C’est lavabo, troisième porte, au fond du…

il y a 20 ans

Couloir, lavabo, tu voudrais que ça débouche sur quoi?

Ce soir je me souviens du "Play Blessures"
De la mansarde rue Jean-Jacques Rousseau
Du cosy-corner, du couvre-lit chenille jaune,
Des craven A  et des Gitanes fumées à la fenêtre
D’une paire de bottes Go-West à talons hauts
Des dessins de Jean Solé et de Gotlib dans Pilote,
De l’odeur du linoléum de la salle d’eau
De la première lecture de Pierrot mon ami
Et aussi de celles des Ritals et des Russkoff
De mon magnétophone à cassettes Telefunken en formica

Ce soir je m’autorise à penser au  "Play Blessures"
 car ma journée a été infiniment douce…

Jean Rustin…

il y a 20 ans


Certes, Jeannot l’a peint (le corps christique…) Euh pardon…

Des fois, je suis vache (hélas)… Voici ce que j’écrivais à une amie il y a quelques mois à propos de Jean Rustin… Je pense toujours la même chose. Pourtant il est évident qu’il est l’un des plus grands…

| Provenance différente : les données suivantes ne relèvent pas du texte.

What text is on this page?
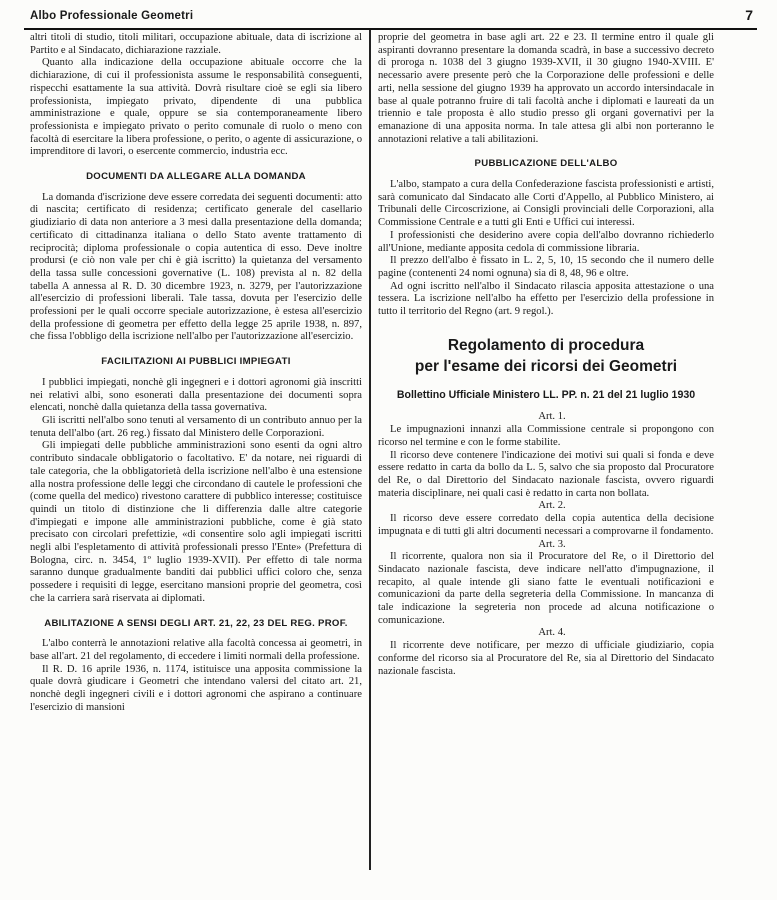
Albo Professionale Geometri	7

altri titoli di studio, titoli militari, occupazione abituale, data di iscrizione al Partito e al Sindacato, dichiarazione razziale.

Quanto alla indicazione della occupazione abituale occorre che la dichiarazione, di cui il professionista assume le responsabilità conseguenti, rispecchi esattamente la sua attività. Dovrà risultare cioè se egli sia libero professionista, impiegato privato, dipendente di una pubblica amministrazione e quale, oppure se sia contemporaneamente libero professionista e impiegato privato o perito comunale di ruolo o meno con facoltà di esercitare la libera professione, o perito, o agente di assicurazione, o imprenditore di lavori, o esercente commercio, industria ecc.

DOCUMENTI DA ALLEGARE ALLA DOMANDA

La domanda d'iscrizione deve essere corredata dei seguenti documenti: atto di nascita; certificato di residenza; certificato generale del casellario giudiziario di data non anteriore a 3 mesi dalla presentazione della domanda; certificato di cittadinanza italiana o dello Stato avente trattamento di reciprocità; diploma professionale o copia autentica di esso. Deve inoltre prodursi (e ciò non vale per chi è già iscritto) la quietanza del versamento della tassa sulle concessioni governative (L. 108) prevista al n. 82 della tabella A annessa al R. D. 30 dicembre 1923, n. 3279, per l'autorizzazione all'esercizio di professioni liberali. Tale tassa, dovuta per l'esercizio delle professioni per le quali occorre speciale autorizzazione, è estesa all'esercizio della professione di geometra per effetto della legge 25 aprile 1938, n. 897, che fissa l'obbligo della iscrizione nell'albo per l'autorizzazione all'esercizio.

FACILITAZIONI AI PUBBLICI IMPIEGATI

I pubblici impiegati, nonchè gli ingegneri e i dottori agronomi già inscritti nei relativi albi, sono esonerati dalla presentazione dei documenti sopra elencati, nonchè dalla quietanza della tassa governativa.

Gli iscritti nell'albo sono tenuti al versamento di un contributo annuo per la tenuta dell'albo (art. 26 reg.) fissato dal Ministero delle Corporazioni.

Gli impiegati delle pubbliche amministrazioni sono esenti da ogni altro contributo sindacale obbligatorio o facoltativo. E' da notare, nei riguardi di tale categoria, che la obbligatorietà della iscrizione nell'albo è una estensione alla nostra professione delle leggi che circondano di cautele le professioni che (come quella del medico) rivestono carattere di pubblico interesse; costituisce quindi un titolo di distinzione che li differenzia dalle altre categorie d'impiegati e impone alle amministrazioni pubbliche, come è già stato precisato con circolari prefettizie, «di consentire solo agli impiegati iscritti negli albi l'espletamento di attività professionali presso l'Ente» (Prefettura di Bologna, circ. n. 3454, 1º luglio 1939-XVII). Per effetto di tale norma saranno dunque gradualmente banditi dai pubblici uffici coloro che, senza possedere i requisiti di legge, esercitano mansioni proprie del geometra, così che la carriera sarà riservata ai diplomati.

ABILITAZIONE A SENSI DEGLI ART. 21, 22, 23 DEL REG. PROF.

L'albo conterrà le annotazioni relative alla facoltà concessa ai geometri, in base all'art. 21 del regolamento, di eccedere i limiti normali della professione.

Il R. D. 16 aprile 1936, n. 1174, istituisce una apposita commissione la quale dovrà giudicare i Geometri che intendano valersi del citato art. 21, nonchè degli ingegneri civili e i dottori agronomi che aspirano a continuare l'esercizio di mansioni

proprie del geometra in base agli art. 22 e 23. Il termine entro il quale gli aspiranti dovranno presentare la domanda scadrà, in base a successivo decreto di proroga n. 1038 del 3 giugno 1939-XVII, il 30 giugno 1940-XVIII. E' necessario avere presente però che la Corporazione delle professioni e delle arti, nella sessione del giugno 1939 ha approvato un accordo intersindacale in base al quale potranno fruire di tali facoltà anche i diplomati e laureati da un triennio e tale proposta è allo studio presso gli organi governativi per la emanazione di una apposita norma. In tale attesa gli albi non porteranno le annotazioni relative a tali abilitazioni.

PUBBLICAZIONE DELL'ALBO

L'albo, stampato a cura della Confederazione fascista professionisti e artisti, sarà comunicato dal Sindacato alle Corti d'Appello, al Pubblico Ministero, ai Tribunali delle Circoscrizione, ai Consigli provinciali delle Corporazioni, alla Commissione Centrale e a tutti gli Enti e Uffici cui interessi.

I professionisti che desiderino avere copia dell'albo dovranno richiederlo all'Unione, mediante apposita cedola di commissione libraria.

Il prezzo dell'albo è fissato in L. 2, 5, 10, 15 secondo che il numero delle pagine (contenenti 24 nomi ognuna) sia di 8, 48, 96 e oltre.

Ad ogni iscritto nell'albo il Sindacato rilascia apposita attestazione o una tessera. La iscrizione nell'albo ha effetto per l'esercizio della professione in tutto il territorio del Regno (art. 9 regol.).

Regolamento di procedura
per l'esame dei ricorsi dei Geometri
Bollettino Ufficiale Ministero LL. PP. n. 21 del 21 luglio 1930

Art. 1.

Le impugnazioni innanzi alla Commissione centrale si propongono con ricorso nel termine e con le forme stabilite.

Il ricorso deve contenere l'indicazione dei motivi sui quali si fonda e deve essere redatto in carta da bollo da L. 5, salvo che sia proposto dal Procuratore del Re, o dal Direttorio del Sindacato nazionale fascista, ovvero riguardi materia disciplinare, nei quali casi è redatto in carta non bollata.

Art. 2.

Il ricorso deve essere corredato della copia autentica della decisione impugnata e di tutti gli altri documenti necessari a comprovarne il fondamento.

Art. 3.

Il ricorrente, qualora non sia il Procuratore del Re, o il Direttorio del Sindacato nazionale fascista, deve indicare nell'atto d'impugnazione, il recapito, al quale intende gli siano fatte le eventuali notificazioni e comunicazioni da parte della segreteria della Commissione. In mancanza di tale indicazione la segreteria non procede ad alcuna notificazione o comunicazione.

Art. 4.

Il ricorrente deve notificare, per mezzo di ufficiale giudiziario, copia conforme del ricorso sia al Procuratore del Re, sia al Direttorio del Sindacato nazionale fascista.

  J’ai beaucoup aimé Rustin. Je connais ce travail depuis très longtemps… Maintenant mon intérêt n’est plus aussi vif. Je n’ai rien contre l’obscène s’il est fondé, chez Rustin il est devenu systématique… il est à l’opposé du porno chic. Il en montre l’image inversée. Sa notoriété n’a pas joué en sa faveur. En surexposant cette œuvre, en la démultipliant, elle s’est banalisée pour finalement perdre sa charge subversive. Je préférais le temps où je le rangeais secrètement aux côtés de Molinier ou de Trouille, quand il était difficile d’en parler, quand l’évoquer supposait un effort… Maintenant il me semble que c’est fabriqué pour épater le bourgeois… Dans les années 80, ses toiles aux variations infinies provoquaient de la confusion, du trouble, de la hargne. Maintenant elles s’installent dans la répétition.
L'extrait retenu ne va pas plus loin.